Date: Sat, 15 Sep 2001 17:36:36 -0600 From: aleph1@securityfocus.com To: secpapers@securityfocus.com Subject: Detecting Steganographic Content on the Internet

Detecting Steganographic Content on the Internet Niels Provos and Peter Honeyman

Steganography is used to hide the occurrence of communication. Recent suggestions in US newspapers indicate that terrorists use steganography to communicate in secret with their accomplices. In particular, images on the internet were mentioned as the communication medium. While the newspaper articles sounded very dire, none substantiated these rumors.

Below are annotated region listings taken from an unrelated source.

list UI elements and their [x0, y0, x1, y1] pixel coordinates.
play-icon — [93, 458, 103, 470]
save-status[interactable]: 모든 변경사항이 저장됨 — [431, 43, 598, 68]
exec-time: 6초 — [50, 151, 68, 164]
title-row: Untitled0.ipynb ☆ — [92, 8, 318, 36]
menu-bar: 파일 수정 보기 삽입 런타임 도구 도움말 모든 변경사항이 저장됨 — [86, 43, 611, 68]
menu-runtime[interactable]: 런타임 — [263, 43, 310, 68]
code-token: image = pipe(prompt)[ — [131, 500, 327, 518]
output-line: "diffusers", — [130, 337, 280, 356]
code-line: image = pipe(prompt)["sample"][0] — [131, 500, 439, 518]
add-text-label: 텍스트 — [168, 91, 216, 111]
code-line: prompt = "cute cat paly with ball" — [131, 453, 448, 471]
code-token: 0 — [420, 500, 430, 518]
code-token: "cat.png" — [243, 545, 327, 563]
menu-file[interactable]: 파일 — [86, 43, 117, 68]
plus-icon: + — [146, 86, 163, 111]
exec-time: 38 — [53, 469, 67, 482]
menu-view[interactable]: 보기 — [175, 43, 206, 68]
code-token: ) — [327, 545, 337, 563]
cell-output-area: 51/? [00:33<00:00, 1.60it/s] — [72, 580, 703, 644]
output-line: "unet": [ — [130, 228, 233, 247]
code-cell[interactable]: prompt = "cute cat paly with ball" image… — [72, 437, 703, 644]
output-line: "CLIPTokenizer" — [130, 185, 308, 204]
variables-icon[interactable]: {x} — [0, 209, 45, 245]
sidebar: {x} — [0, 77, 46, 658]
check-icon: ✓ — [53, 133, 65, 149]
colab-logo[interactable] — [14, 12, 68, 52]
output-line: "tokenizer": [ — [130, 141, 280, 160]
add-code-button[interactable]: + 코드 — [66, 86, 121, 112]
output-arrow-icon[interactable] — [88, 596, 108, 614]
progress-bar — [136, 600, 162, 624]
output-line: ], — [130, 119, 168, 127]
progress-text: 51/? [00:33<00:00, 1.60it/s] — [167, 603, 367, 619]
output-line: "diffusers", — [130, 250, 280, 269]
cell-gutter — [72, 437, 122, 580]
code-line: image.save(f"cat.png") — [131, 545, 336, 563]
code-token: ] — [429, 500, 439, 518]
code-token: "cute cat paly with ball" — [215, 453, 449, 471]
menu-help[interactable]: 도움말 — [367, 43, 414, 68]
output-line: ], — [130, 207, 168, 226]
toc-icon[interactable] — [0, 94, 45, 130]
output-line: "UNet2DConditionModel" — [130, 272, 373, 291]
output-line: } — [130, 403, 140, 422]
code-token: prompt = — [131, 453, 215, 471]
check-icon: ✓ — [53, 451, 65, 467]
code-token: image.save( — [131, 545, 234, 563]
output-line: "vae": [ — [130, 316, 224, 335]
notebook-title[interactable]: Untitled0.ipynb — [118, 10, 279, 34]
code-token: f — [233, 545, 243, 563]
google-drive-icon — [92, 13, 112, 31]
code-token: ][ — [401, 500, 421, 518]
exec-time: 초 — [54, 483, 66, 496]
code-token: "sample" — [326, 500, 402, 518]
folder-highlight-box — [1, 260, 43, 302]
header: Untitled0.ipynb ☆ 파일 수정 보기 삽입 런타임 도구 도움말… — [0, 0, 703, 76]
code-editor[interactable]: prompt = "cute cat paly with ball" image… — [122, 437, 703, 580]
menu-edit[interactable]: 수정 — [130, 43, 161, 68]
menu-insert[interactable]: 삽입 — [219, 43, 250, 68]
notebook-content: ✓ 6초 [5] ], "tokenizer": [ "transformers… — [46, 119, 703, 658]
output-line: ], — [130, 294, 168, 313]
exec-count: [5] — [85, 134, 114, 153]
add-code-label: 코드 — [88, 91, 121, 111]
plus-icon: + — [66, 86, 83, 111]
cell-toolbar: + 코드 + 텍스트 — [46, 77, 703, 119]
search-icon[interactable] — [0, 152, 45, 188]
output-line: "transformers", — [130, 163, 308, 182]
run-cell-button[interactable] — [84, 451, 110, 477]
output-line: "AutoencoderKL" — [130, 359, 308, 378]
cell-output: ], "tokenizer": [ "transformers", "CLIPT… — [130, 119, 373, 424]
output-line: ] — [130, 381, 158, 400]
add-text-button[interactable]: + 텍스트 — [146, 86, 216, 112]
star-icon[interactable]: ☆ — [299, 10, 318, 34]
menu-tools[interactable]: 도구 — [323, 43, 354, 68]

To determine whether there is steganographic content on the Internet, this paper presents a detection framework that includes tools to retrieve images from the world wide web and automatically detects whether they might contain steganographic content. To ascertain that hidden messages exist in images, the detection framework includes a distributed computing framework for launching dictionary attacks hosted on a cluster of loosely coupled workstations. We have analyzed two million images downloaded from eBay actions but have not been able to find a single hidden message.